There is ample evidence that James C. Munch was a federal expert — at least on a consulting basis — about marijuana-related issues from the 1930s through the 1960s. There is, as well, ample evidence of him telling outlandish stories, under oath, about the one time he got high in 1922. This same basic story had been quoted or misquoted, excerpted, paraphrased, and rehashed many times and shaped by a media environment increasingly receptive to stories about the evils of marijuana.
The testimony, according only to contemporaneous reporting, certainly involved an ink bottle and flight, but no such reporting that Snopes has identified explicitly mentions bats. Is it possible the only preserved reporting comes from reporters who felt the bat detail superfluous? Yes. But it is also possible that the detail was added by USC Law Professor Whitebread in his 1995 speech as an imprecise paraphrase of these earlier reports.
In that speech, Whitebread made it clear he was referencing the Sohl bus driver murder:
Two women jumped on a Newark, New Jersey bus and shot and killed and robbed the bus driver. They put on the marijuana insanity defense. The defense called the pharmacologist [James C. Munch].
He also stated that coverage of Munch's testimony released "the next day" occurred on Oct. 12 1938:
What do you think the Newark Star Ledger headline [was] the next day, October 12, 1938? "Killer Drug Turns Doctor to Bat!"
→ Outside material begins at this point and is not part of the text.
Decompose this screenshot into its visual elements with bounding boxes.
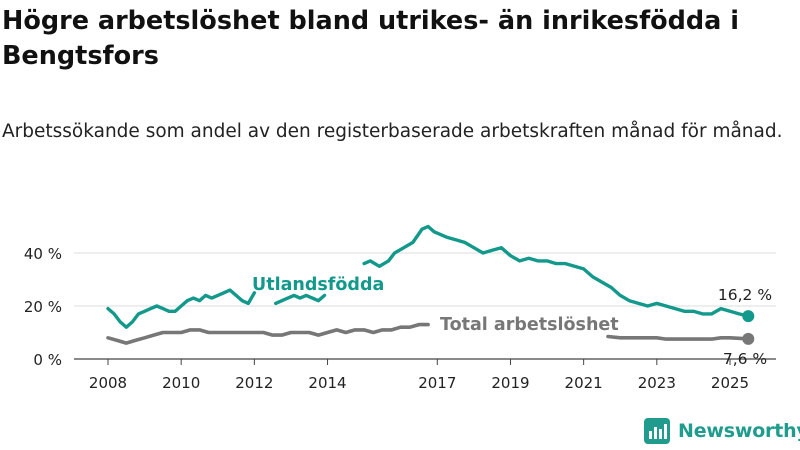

Snopes has not identified this article. Outside of the reference to a bat, its existence would be perplexing for at least two reasons.
First, Munch's testimony in the Sohl case occurred on Feb. 11 and Feb 12, 1938, and received the most coverage on Feb 12 and Feb 13 of that year, based on a keyword scan of historical newspapers in Newspapers.com. Second, the Newark Star Ledger did not exist by that name at that time. That name formed from a merger of multiple newspaper conglomerates a year later, in 1939.
These inconsistencies suggest potential imprecision in how Whitebread relayed the specific details of Munch's testimony to his audience — a tale that already had some variability sewn into it over the years. As Whitebread's 1995 reference to Munch's being turned "into a bat" is the first such reference to this part of the story that we can identify, we consider the claim "Unproven" at this time.